Milliyet’ten Mert İnan’ın yaptığı habere göre Boğaziçi Üniversitesi Kandilli Rasathanesi ve Deprem Araştırma Enstitüsü, Marmara Denizi’nden geçen 130 kilometrelik faya yönelik olarak 2013 yılından bu yana sürdürülen araştırmanın sonuçlarının bir bölümünü açıkladı.Enstitü Müdürü Prof. Dr. Haluk Özener, deniz tabanına yerleştirilen cihazlar ile gözlem yapıldığını ifade ederek, elde edilen verilere göre Tekirdağ-Şarköy açıklarından Marmara Ereğlisi açıklarına uzanan fay hattındaki deprem riskinin, Silivri’den-Büyükçekmece açıklarına uzanan orta segmentten daha düşük olarak yorumlanabileceğini dile getirdi.
Prof. Dr. Haluk Özener, depremin büyüklüğünün 7’nin üzerine çıkacağını, tarih veremediklerini belirterek “Bu aşamada yapılabilecek tek şey deprem zararlarını azaltmak” dedi.
“Veriler batı segmentindeki enerjinin daha yavaş biriktiğini gösteriyor”
Kandilli Rasathanesi Bölgesel Deprem-Tsunami İzleme ve Değerlendirme Merkezi Müdürü Dr. Doğan Kalafat, denizde tek bir fay parçasının olmadığını, kendilerinin ‘batı, doğu ve orta segment’ olarak ayırdıklarını ana fay parçasının izlendiğini ifade etti.

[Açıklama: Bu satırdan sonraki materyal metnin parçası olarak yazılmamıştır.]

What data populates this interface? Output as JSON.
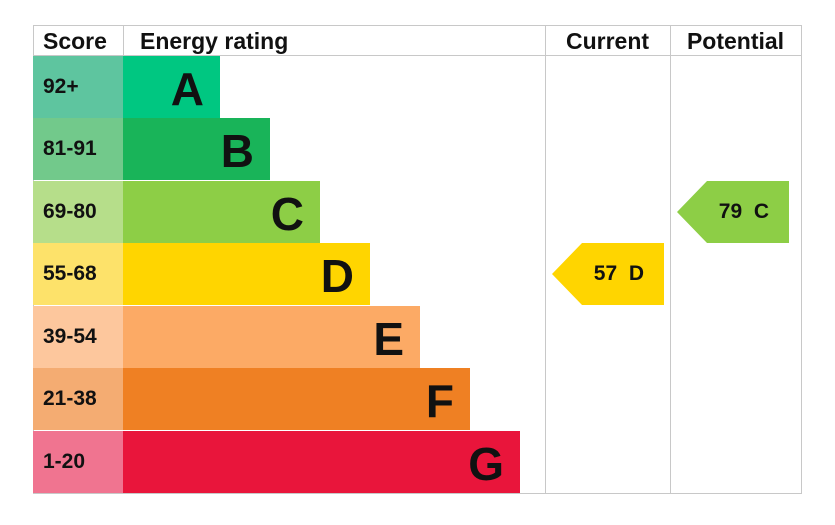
{
  "headers": {
    "score": "Score",
    "rating": "Energy rating",
    "current": "Current",
    "potential": "Potential"
  },
  "chart_data": {
    "type": "table",
    "bands": [
      {
        "letter": "A",
        "range": "92+",
        "color": "#00c781",
        "score_color": "#5ec59f"
      },
      {
        "letter": "B",
        "range": "81-91",
        "color": "#19b459",
        "score_color": "#72c98b"
      },
      {
        "letter": "C",
        "range": "69-80",
        "color": "#8dce46",
        "score_color": "#b6de8a"
      },
      {
        "letter": "D",
        "range": "55-68",
        "color": "#ffd500",
        "score_color": "#fde26a"
      },
      {
        "letter": "E",
        "range": "39-54",
        "color": "#fcaa65",
        "score_color": "#fdc79d"
      },
      {
        "letter": "F",
        "range": "21-38",
        "color": "#ef8023",
        "score_color": "#f4ac72"
      },
      {
        "letter": "G",
        "range": "1-20",
        "color": "#e9153b",
        "score_color": "#f07490"
      }
    ],
    "current": {
      "value": 57,
      "letter": "D",
      "label": "57  D",
      "color": "#ffd500"
    },
    "potential": {
      "value": 79,
      "letter": "C",
      "label": "79  C",
      "color": "#8dce46"
    }
  }
}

Dr. Doğan Kalafat, batı ve orta segmentte gerçekleştirilen çalışmaların bitmek üzere olduğunu, İstanbul’daki Prens Adaları açlıklarından Çınarcık-Yalova açıklarına uzanan doğu segmentine ait verilerin salgının sona ermesiyle ele alınacağını belirtti.
Müdür, verilerin batı segmentindeki enerjinin daha yavaş biriktiğini ve alandaki depremlerin daha derinde meydana geldiğini, bu sebep ile de batı segmentte deprem potansiyelinin göreceli olarak daha az risk taşıdığı şeklinde yorumlanabildiğini kaydetti.

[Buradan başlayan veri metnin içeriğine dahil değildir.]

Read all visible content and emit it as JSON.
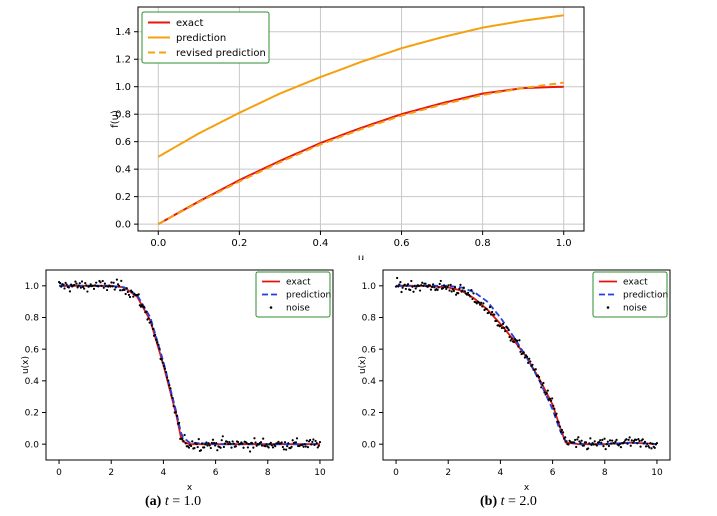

“Yaklaşık 250 yılı aşkın süredir deprem olmamış…”
Kalafat, şunları kaydetti: “Özel ölçüm cihazlarından alınan bilgilerin analizinden yararlandık. Batı segmentindeki yoğun enerji boşalımı söz konusu. Ancak orta Marmara’da daha sıkıntılı bir tablo söz konusu. Bu segmentte en son meydana gelen depremin 1766’da olduğu çeşitli bilim adamları tarafından kabul edilmektedir. Yaklaşık 250 yılı aşkın süredir deprem olmamış bir alanda riskin daha fazla olduğunu söyleyebiliriz.
Ayrıca orta segmentte Japonlar ile yaptığımız çalışmada, sismik hızlarda değişkenlikler, hız kontrasları görülmüştür. Düşük hıza sahip alanlarda sismik aktivite daha yüksek ancak sismik aktivitenin düşük olduğu alanlarda sismik hızların yüksek olduğunu gördük. Eldeki verilere göre Silivri açıklarından Büyükçekmece’ye doğru uzanan orta segmentin gelecekte meydana gelebilecek depremler için aday olduğu şeklinde yorumlanabilir. Hız kontrasları olası kırılmanın olacağı yerleri gösteriyor. Yalova açıklarından Prens Adaları’nın önünden doğru uzanan parçadaki çalışmaları henüz tamamlamış değiliz. Şimdiye kadar elde ettiğimiz verilere göre yüksek anomalilerinin görüldüğü orta segment (Silivri-Kumburgaz-Büyükçekmece) açıkları. Olası kırılmanın beklendiği alan olarak öne çıkıyor.”